Marc Riddick, Analyst

So do you think that's going to be contained at 2021 or do we think that's going to go into 2022 with those projects?

Ajay Sabherwal, Chief Financial Officer

No, this is a once in a lifetime. Actually, I'm not masochistic to do ERP systems every year.

Steven H. Gunby, President and CEO

Ajay, I thought you were asking me because you wanted to do those every year. It was so much fun, Ajay. Did I misunderstand?

Ajay Sabherwal, Chief Financial Officer

And New York real estate is a once in a lifetime.

Marc Riddick, Analyst

Okay, and then switching focus, there's certainly a good amount of headcount additions towards the end of the year. I was wondering if you could discuss the opportunity sets regarding headcount and the targeted areas that you might prioritize, considering what you're currently observing in the marketplace.

Steven H. Gunby, President and CEO

I think our leaders are focused on strategies for growth, and where we believe in those strategies, we support adding headcount. Every part of our business has shown it can grow. When I arrived, I had to address some areas that weren't positioned to grow, but now every one of our businesses and regions is prepared for expansion. However, some businesses initially anticipated more growth last year due to COVID, resulting in hiring for growth that didn't materialize. Consequently, they are adjusting their hiring expectations for this year, particularly in areas that experienced inactivity last year. While some parts of the business were very active and can still increase headcount, overall, every business and region will add headcount over the long term, though the pace will vary by sub-business this year due to the previous overestimation of growth prior to COVID. Does that make sense, Marc?

Marc Riddick, Analyst

Yes, it does. I was curious about the teams and the activities they're involved in. Can you share some insights on the complexity of those large projects? Do you feel that the complexity of the current work is comparable to what you've encountered in the past, or has the impact of COVID introduced additional layers of complexity that require more expertise?

Steven H. Gunby, President and CEO

That's a great question. I'm not sure I have a definitive answer, but I want to emphasize that as we've strengthened our firm recently, we are increasingly handling some of the largest projects in the world, which tend to be the most complex. Our growth over the past few years has been driven by gaining a larger share of significant global jobs and the most complicated tasks. With our enhanced capabilities, we are becoming the go-to choice for these types of projects. While I don't think we've disclosed client names, the global restructuring cases we are managing now are ones we wouldn't have had a decade ago due to a lack of global capabilities. These complex jobs are now within our reach because we can manage challenging situations effectively. Similarly, our technology practice is a high-end global business that is frequently engaged with the most complicated projects. The increasing complexity in the world serves us well, even if it may not be beneficial for everyone else.
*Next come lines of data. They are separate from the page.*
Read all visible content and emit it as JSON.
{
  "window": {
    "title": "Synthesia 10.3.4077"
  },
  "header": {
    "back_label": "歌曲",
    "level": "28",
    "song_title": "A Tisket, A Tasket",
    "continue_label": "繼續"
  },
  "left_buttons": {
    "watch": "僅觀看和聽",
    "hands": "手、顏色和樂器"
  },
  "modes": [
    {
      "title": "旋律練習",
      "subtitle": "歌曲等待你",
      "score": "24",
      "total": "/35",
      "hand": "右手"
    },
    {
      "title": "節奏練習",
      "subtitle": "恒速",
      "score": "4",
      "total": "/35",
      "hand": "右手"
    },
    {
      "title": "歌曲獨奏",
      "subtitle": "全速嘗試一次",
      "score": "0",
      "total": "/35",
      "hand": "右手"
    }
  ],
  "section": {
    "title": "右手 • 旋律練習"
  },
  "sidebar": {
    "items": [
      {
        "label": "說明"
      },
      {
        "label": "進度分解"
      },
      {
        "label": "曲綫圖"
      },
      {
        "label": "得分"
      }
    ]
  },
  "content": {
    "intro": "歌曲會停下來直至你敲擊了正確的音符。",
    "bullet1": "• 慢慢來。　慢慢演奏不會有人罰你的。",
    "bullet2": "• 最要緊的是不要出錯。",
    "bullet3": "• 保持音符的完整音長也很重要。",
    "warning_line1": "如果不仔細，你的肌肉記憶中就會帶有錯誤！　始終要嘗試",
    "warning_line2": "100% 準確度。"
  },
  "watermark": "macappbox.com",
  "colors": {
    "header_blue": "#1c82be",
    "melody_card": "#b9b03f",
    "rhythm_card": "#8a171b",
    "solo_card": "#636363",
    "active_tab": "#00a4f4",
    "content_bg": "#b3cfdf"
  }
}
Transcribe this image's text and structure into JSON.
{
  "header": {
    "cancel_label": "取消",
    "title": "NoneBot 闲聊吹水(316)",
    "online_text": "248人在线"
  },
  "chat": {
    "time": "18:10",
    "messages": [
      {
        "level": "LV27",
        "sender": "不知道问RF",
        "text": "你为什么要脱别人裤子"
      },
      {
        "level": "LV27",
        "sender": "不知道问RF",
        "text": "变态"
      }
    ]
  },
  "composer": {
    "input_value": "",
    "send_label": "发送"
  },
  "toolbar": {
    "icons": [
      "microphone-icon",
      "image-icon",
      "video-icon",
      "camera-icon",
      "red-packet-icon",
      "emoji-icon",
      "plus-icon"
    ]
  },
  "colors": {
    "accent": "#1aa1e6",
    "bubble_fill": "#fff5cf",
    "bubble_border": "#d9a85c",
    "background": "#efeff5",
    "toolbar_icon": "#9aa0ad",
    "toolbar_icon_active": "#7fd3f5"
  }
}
If COVID contributes to this complexity, it will likely provide additional momentum for our business. Does that provide some clarity, Marc?

Marc Riddick, Analyst

Very much so. Thank you very much.

Steven H. Gunby, President and CEO

Thank you all for your continued attention during this challenging year. I wish each of you good health and the best for you and your families. Thanks.

Operator, Operator

This concludes our question-and-answer session which also concludes our conference. Thank you for attending today’s presentation. You may now disconnect.